In einem Antrag zu Nahostkonflikt zeigte sich noch einmal, wie Said zu agieren wünscht: es wurde an die Autoren in Israel und in Palästina appelliert, der zunehmenden Rhetorik von Gewalt und Krieg in ihrer Region entgegenzutreten. Der Antrag wurde per Akklamation angenommen, wohingegen der Antrag einiger Mitglieder, den Bau eines World Art Centers anstelle des World Trade Centers in New York zu unterstützen, nur eine knappe Mehrheit fand.
Vor einem Jahr in Erfurt hatte es eine peinliche Debatte um die Stasi-Zuträgertätigkeit von Erich Köhler (IM "Heinrich") gegeben, der sich in einer von vielen als gespenstisch empfundenen Rede auch noch zu seiner unrühmlichen Rolle bekannt hatte, außerdem hatte es einen kleinen Eklat gegeben, weil kaum neue Mitglieder hinzu gewählt wurden und die wünschenswerte Verjüngung des P.E.N. ausblieb. Man hatte schon befürchtet, dass sich dieselbe Prozedur dieses Jahr wiederholen würde.
Aber dann traf in den Minuten vor Beginn der Tagung die Nachricht ein, dass die Vizepräsidentin des P.E.N., Elsbeth Wolffheim, zuständig für die Arbeit bei "Writers in Prison", in der Nacht in ihrem Hotelzimmer verstorben war. Da zudem die Tagung traditionell mit der Ehrung der verstorbenen Mitglieder beginnt - und diesem Jahr war dieser Teil besonders lang, besonders prominent (Brasch, Schleef, Heym ...) -, lag ein schwerer Schatten über der ganzen Veranstaltung. Schock und Tränen bewirkten, dass der P.E.N. plötzlich als ein menschlicher Zusammenhalt erlebbar wurde, als eine Solidargemeinschaft, und das hat alle weiteren Diskussionen vereinfacht, beruhigt, konzentrierter gemacht. Die Vorstandswahlen, die Zuwahlen von 30 neuen Mitgliedern und selbst der Ausschluss von Erich Köhler aus dem P.E.N. (wegen Verstoßes gegen die P.E.N.-Charta), der nach Vereinsrecht vollzogen werden musste, weil der Betroffene auch durch gutes Zureden nicht zum freiwilligen Austritt bewegt werden konnte - alles lief wohltuend pragmatisch und effizient ab.
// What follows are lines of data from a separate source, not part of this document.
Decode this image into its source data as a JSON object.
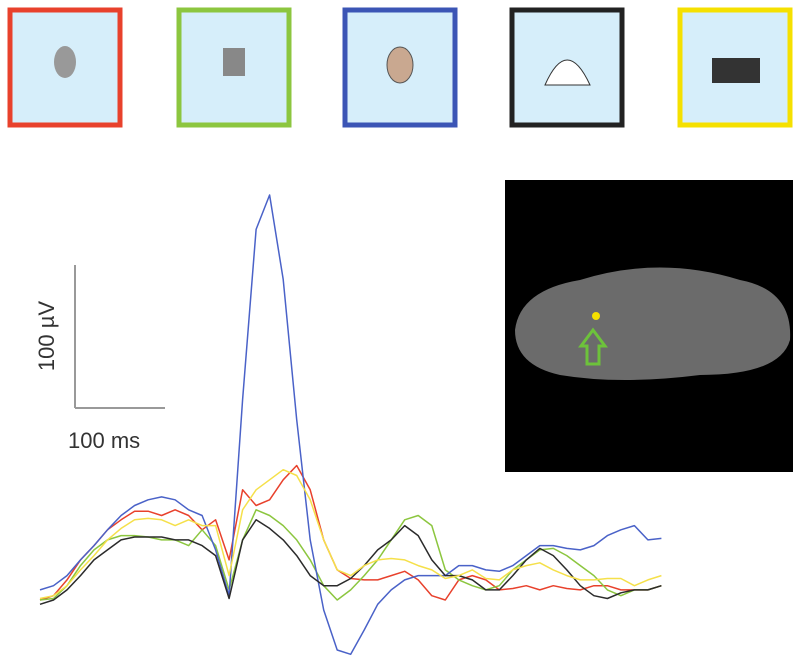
{
  "chart_data": {
    "type": "line",
    "x": [
      0,
      15,
      30,
      45,
      60,
      75,
      90,
      105,
      120,
      135,
      150,
      165,
      180,
      195,
      210,
      225,
      240,
      255,
      270,
      285,
      300,
      315,
      330,
      345,
      360,
      375,
      390,
      405,
      420,
      435,
      450,
      465,
      480,
      495,
      510,
      525,
      540,
      555,
      570,
      585,
      600,
      615,
      630,
      645,
      660,
      675,
      690
    ],
    "xlim": [
      0,
      694
    ],
    "ylim": [
      -45,
      290
    ],
    "series": [
      {
        "color": "#e8412c",
        "values": [
          0,
          3,
          14,
          28,
          38,
          49,
          56,
          62,
          62,
          59,
          63,
          59,
          49,
          56,
          28,
          77,
          66,
          70,
          84,
          94,
          77,
          42,
          21,
          15,
          14,
          14,
          17,
          20,
          14,
          3,
          0,
          14,
          17,
          14,
          7,
          8,
          10,
          7,
          10,
          8,
          7,
          10,
          10,
          7,
          7,
          7,
          10
        ]
      },
      {
        "color": "#8cc63f",
        "values": [
          0,
          1,
          10,
          24,
          35,
          42,
          45,
          45,
          44,
          42,
          42,
          38,
          49,
          38,
          7,
          42,
          63,
          59,
          52,
          42,
          28,
          10,
          0,
          7,
          17,
          28,
          42,
          56,
          59,
          52,
          21,
          14,
          10,
          7,
          10,
          21,
          28,
          35,
          36,
          31,
          24,
          17,
          7,
          3,
          7,
          7,
          10
        ]
      },
      {
        "color": "#4a62c8",
        "values": [
          7,
          10,
          17,
          28,
          38,
          49,
          59,
          66,
          70,
          72,
          70,
          63,
          59,
          35,
          3,
          140,
          259,
          283,
          224,
          126,
          42,
          -7,
          -35,
          -38,
          -21,
          -3,
          7,
          14,
          17,
          17,
          17,
          24,
          24,
          21,
          20,
          24,
          31,
          38,
          38,
          36,
          35,
          38,
          45,
          49,
          52,
          42,
          43
        ]
      },
      {
        "color": "#2b2b2b",
        "values": [
          -3,
          0,
          7,
          17,
          28,
          35,
          42,
          44,
          44,
          44,
          42,
          42,
          38,
          31,
          1,
          42,
          56,
          50,
          42,
          31,
          17,
          10,
          10,
          15,
          24,
          35,
          42,
          52,
          45,
          28,
          17,
          17,
          14,
          7,
          7,
          17,
          28,
          36,
          31,
          21,
          10,
          3,
          1,
          5,
          7,
          7,
          10
        ]
      },
      {
        "color": "#f5e04a",
        "values": [
          1,
          3,
          10,
          21,
          31,
          42,
          50,
          56,
          57,
          56,
          52,
          56,
          52,
          52,
          17,
          63,
          77,
          84,
          91,
          87,
          70,
          42,
          21,
          17,
          24,
          28,
          29,
          28,
          24,
          21,
          15,
          17,
          21,
          15,
          14,
          21,
          24,
          26,
          21,
          17,
          14,
          14,
          15,
          15,
          10,
          14,
          17
        ]
      }
    ],
    "scale_bar": {
      "y_label": "100 µV",
      "x_label": "100 ms"
    }
  }
}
Der neue Präsident und sein neuer Generalsekretär, der Autor und Kritiker Wilfried F. Schoeller, wurden mit einer nicht ganz üppigen Zweidrittelmehrheit der Anwesenden gewählt, die anderen Vorstandsmitglieder mit über 90 Prozent; die Stelle von Elsbeth Wolffheim nimmt nunmehr Karin Clark ein, die auch bisher schon mit der Arbeit für inhaftierte Autoren in der Welt befasst war.
Bleibt zu hoffen, dass ein verjüngter und von den Schatten der jüngsten deutschen Geschichte befreiter P.E.N., nunmehr die einzige Vertretung deutscher Autoren, da der Exil-P.E.N. London nicht mehr besteht, nächstes Jahr in Schwerin sich den Problemen der Gegenwart zuwenden kann, der gesellschaftlichen Rolle und der sozialen Lage von Autoren in einer Zeit industrieller Phantasieproduktion und der Vermarktung nach den Gesetzen der Popkultur. In den begleitenden Diskussionsveranstaltungen waren dazu schon hoffnungsvolle Ansätze zu erkennen.